- No Limits title card
- Created by: Jonathan King
- Presented by: Jeremy Legg; Lisa Maxwell; Tony Baker; Jenny Powell;
- Country of origin: United Kingdom
- Original language: English
- No. of series: 4

Production
- Running time: 60 minutes
- Production company: BBC North West

Original release
- Network: BBC2
- Release: 30 July 1985 – 22 December 1987

= No Limits (British TV series) =

No Limits is a television programme, shown on BBC2 over four series between 1985 and 1987. The idea was created by Jonathan King for Channel 4 as a way to introduce new presenters and was featured in his newspaper column of the time in The Sun to seek applicants. He then moved the project, before it began, to BBC2 which was broadcasting his Entertainment USA series. It was broadcast in an early-evening slot on Tuesdays at 6pm. The show's logo was a roadsign with a red ring and a black dash.

The show was presented in its first series by Jeremy Legg and Lisa Maxwell, and for the remaining three series by Tony Baker and Jenny Powell. The presenters regularly took part in stunts such as jetbiking.

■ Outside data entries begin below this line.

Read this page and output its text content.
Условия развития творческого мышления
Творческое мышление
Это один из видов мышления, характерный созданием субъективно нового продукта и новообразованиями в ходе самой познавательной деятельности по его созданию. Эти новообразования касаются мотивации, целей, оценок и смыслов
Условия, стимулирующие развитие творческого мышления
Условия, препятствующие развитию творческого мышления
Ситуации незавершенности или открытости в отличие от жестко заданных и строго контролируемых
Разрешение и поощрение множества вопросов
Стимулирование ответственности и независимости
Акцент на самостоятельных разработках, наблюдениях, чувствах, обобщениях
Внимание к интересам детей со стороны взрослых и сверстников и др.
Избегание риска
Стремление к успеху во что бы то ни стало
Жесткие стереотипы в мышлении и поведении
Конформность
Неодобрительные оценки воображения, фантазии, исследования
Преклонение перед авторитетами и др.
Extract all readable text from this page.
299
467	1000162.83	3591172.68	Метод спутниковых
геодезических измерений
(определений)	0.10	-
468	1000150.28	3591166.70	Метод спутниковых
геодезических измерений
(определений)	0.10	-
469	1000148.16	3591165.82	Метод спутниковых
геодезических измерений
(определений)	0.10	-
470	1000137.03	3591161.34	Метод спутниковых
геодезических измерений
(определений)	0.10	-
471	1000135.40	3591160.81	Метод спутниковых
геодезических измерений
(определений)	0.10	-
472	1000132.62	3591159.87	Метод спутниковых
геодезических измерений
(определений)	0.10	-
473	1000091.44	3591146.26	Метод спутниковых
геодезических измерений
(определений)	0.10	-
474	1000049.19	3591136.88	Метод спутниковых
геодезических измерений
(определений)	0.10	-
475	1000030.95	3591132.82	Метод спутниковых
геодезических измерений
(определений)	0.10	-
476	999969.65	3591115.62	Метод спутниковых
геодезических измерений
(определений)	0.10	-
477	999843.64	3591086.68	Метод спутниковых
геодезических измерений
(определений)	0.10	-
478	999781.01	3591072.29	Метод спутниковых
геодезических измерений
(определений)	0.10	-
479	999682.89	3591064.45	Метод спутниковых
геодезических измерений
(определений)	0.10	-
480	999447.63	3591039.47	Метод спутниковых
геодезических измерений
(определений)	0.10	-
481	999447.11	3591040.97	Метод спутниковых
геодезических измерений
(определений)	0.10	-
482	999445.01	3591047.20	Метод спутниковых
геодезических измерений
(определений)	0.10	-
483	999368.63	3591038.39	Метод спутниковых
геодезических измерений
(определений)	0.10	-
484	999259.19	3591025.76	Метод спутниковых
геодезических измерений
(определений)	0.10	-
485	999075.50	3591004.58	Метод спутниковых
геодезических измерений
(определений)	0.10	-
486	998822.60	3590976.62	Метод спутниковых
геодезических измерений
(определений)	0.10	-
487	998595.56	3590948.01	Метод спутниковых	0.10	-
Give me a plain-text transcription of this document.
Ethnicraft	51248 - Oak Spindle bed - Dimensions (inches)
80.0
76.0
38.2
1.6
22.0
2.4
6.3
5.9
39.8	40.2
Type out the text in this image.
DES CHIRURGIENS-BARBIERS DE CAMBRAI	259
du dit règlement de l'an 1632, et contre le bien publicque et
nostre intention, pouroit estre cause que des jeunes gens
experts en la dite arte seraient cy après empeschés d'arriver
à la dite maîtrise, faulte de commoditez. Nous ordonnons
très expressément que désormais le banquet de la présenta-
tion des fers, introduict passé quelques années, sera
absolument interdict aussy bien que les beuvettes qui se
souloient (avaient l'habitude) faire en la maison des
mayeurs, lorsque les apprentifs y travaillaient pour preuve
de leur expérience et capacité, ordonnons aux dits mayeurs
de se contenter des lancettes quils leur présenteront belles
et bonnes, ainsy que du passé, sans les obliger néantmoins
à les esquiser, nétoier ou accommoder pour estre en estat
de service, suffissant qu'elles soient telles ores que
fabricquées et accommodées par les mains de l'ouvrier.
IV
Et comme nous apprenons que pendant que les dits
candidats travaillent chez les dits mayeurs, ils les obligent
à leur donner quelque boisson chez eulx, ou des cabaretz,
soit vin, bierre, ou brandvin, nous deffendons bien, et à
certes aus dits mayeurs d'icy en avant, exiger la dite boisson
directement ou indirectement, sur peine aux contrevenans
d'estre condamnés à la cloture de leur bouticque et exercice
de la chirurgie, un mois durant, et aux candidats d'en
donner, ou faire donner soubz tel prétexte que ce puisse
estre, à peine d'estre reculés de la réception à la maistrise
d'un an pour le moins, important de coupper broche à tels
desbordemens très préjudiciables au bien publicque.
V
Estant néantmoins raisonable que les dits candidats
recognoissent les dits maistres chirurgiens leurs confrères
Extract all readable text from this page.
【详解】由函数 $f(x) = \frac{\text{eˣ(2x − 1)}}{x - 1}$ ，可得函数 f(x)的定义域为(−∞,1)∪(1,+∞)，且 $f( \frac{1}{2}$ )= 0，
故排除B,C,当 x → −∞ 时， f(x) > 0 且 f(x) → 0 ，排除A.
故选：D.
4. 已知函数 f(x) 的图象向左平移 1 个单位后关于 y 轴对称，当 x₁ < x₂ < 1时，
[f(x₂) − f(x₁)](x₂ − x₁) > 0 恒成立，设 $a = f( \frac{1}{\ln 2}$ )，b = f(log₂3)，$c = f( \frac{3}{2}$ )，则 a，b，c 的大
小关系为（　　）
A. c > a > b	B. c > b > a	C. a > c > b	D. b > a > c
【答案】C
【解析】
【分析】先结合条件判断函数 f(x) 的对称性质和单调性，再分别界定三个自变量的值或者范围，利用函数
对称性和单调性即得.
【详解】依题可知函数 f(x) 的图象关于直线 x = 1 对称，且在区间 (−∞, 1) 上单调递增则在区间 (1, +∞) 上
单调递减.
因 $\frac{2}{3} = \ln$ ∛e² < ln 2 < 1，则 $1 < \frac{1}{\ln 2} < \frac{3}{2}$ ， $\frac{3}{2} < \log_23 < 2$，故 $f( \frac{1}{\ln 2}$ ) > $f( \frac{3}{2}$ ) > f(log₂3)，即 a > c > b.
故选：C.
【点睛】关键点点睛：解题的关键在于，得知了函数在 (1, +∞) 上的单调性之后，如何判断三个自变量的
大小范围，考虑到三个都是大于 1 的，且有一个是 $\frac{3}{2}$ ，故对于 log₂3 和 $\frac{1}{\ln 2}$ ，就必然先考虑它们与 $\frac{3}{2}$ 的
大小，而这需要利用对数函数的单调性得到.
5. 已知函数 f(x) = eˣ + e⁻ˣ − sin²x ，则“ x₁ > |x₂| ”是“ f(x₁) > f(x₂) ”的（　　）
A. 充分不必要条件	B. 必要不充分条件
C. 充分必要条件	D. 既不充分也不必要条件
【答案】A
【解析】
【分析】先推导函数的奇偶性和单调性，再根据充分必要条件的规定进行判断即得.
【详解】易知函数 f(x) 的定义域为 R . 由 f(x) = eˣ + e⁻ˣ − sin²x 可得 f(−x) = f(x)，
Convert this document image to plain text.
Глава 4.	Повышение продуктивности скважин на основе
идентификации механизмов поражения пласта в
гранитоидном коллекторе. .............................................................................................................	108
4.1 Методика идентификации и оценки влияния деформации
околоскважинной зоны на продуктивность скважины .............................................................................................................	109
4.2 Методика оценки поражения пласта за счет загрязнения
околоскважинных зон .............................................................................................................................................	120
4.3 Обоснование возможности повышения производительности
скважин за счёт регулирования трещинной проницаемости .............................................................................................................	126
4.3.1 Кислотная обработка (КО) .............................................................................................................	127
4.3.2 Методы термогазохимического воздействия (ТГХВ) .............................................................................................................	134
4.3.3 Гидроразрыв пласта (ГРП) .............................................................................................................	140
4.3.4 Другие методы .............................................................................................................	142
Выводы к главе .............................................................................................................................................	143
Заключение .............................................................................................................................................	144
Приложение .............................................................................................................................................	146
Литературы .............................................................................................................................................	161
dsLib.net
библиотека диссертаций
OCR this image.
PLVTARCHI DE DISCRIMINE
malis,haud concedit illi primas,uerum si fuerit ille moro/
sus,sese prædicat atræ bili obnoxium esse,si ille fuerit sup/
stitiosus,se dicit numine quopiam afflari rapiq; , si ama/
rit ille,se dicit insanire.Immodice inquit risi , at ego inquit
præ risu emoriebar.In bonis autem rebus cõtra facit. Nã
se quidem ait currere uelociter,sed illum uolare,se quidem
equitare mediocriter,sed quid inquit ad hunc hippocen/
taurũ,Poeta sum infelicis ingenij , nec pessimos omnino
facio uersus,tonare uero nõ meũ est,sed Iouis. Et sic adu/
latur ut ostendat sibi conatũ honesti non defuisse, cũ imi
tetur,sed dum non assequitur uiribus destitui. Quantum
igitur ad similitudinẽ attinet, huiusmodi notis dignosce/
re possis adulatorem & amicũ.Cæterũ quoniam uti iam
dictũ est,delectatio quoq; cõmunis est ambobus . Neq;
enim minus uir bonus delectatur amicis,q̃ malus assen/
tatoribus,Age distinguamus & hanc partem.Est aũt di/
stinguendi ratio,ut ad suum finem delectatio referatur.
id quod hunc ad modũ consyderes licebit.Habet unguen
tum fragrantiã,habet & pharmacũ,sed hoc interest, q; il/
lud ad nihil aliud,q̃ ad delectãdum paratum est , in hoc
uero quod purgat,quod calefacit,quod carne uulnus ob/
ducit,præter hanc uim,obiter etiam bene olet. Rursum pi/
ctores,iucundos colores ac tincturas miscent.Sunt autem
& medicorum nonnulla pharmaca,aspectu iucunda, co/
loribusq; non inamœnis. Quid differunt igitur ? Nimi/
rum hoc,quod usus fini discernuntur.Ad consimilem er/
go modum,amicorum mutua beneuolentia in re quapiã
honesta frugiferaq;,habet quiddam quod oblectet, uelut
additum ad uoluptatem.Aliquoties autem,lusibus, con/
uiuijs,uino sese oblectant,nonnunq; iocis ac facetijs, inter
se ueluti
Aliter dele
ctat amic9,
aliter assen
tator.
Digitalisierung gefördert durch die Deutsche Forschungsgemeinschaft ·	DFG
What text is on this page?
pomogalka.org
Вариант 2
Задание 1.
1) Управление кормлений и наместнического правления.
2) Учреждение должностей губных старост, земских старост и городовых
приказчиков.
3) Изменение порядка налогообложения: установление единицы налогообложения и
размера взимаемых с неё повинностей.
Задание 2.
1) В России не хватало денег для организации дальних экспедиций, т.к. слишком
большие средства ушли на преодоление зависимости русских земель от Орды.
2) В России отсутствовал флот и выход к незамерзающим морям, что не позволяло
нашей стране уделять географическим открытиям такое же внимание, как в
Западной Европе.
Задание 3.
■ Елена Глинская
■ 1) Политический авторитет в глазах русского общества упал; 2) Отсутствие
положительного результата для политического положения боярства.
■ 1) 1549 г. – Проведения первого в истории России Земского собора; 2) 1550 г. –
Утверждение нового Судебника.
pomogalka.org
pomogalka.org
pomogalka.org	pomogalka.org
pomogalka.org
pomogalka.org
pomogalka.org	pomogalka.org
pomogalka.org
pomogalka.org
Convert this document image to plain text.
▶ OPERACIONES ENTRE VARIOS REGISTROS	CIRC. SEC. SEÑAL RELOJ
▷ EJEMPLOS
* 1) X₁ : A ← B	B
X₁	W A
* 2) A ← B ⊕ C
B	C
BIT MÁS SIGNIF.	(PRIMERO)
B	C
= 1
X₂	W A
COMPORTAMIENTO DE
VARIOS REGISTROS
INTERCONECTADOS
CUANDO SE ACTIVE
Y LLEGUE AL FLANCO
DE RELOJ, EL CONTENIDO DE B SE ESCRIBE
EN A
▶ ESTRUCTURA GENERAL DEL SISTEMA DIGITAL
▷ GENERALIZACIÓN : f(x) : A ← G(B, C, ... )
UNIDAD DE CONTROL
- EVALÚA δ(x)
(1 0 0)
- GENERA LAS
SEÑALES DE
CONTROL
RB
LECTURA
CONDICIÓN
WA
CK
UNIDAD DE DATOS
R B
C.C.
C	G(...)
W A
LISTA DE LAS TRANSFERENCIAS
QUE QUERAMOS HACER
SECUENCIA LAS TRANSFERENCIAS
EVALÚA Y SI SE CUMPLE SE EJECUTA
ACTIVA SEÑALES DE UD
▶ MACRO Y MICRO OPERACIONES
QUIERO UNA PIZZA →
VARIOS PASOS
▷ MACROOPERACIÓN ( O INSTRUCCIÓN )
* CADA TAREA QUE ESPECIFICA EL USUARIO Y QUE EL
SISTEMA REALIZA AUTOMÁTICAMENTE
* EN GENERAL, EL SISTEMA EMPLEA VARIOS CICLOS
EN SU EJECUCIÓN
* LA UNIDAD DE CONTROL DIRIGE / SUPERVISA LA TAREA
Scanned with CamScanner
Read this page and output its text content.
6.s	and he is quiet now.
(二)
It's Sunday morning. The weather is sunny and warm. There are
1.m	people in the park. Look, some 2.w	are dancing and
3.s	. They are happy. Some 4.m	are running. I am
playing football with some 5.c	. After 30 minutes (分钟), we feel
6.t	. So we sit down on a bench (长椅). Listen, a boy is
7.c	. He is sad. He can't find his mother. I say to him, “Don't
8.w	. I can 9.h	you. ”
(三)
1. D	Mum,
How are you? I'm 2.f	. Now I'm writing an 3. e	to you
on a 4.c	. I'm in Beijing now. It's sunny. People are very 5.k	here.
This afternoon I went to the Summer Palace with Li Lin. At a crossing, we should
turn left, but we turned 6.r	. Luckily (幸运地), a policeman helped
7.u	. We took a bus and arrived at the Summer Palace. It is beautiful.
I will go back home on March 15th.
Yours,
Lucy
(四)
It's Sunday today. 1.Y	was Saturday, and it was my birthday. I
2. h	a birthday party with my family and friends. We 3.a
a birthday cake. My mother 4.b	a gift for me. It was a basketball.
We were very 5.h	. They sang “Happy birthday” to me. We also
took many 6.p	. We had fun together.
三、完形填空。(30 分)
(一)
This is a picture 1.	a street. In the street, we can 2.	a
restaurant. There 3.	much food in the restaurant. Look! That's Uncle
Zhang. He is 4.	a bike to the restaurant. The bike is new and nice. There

In its final series, in addition to Baker and Powell, presenters were chosen from around the country to represent different regions. Terry Vaughan and Linda Huntley represented the Southeast region.

== Overview ==
Each week the show was set in a different town or location, and, as well as pop videos, had its own specially made videos about that location and some things about which the place was famous. Each music track ran for 90 seconds so as to appeal to viewers who liked them without alienating those who didn't. It exposed and helped break many unknown songs.
The theme tune was Sex Appeal by Jonathan King.
The show included both UK and US chart countdowns. At its peak, the series was the top-rated show on BBC2 and had up to six million weekly viewers.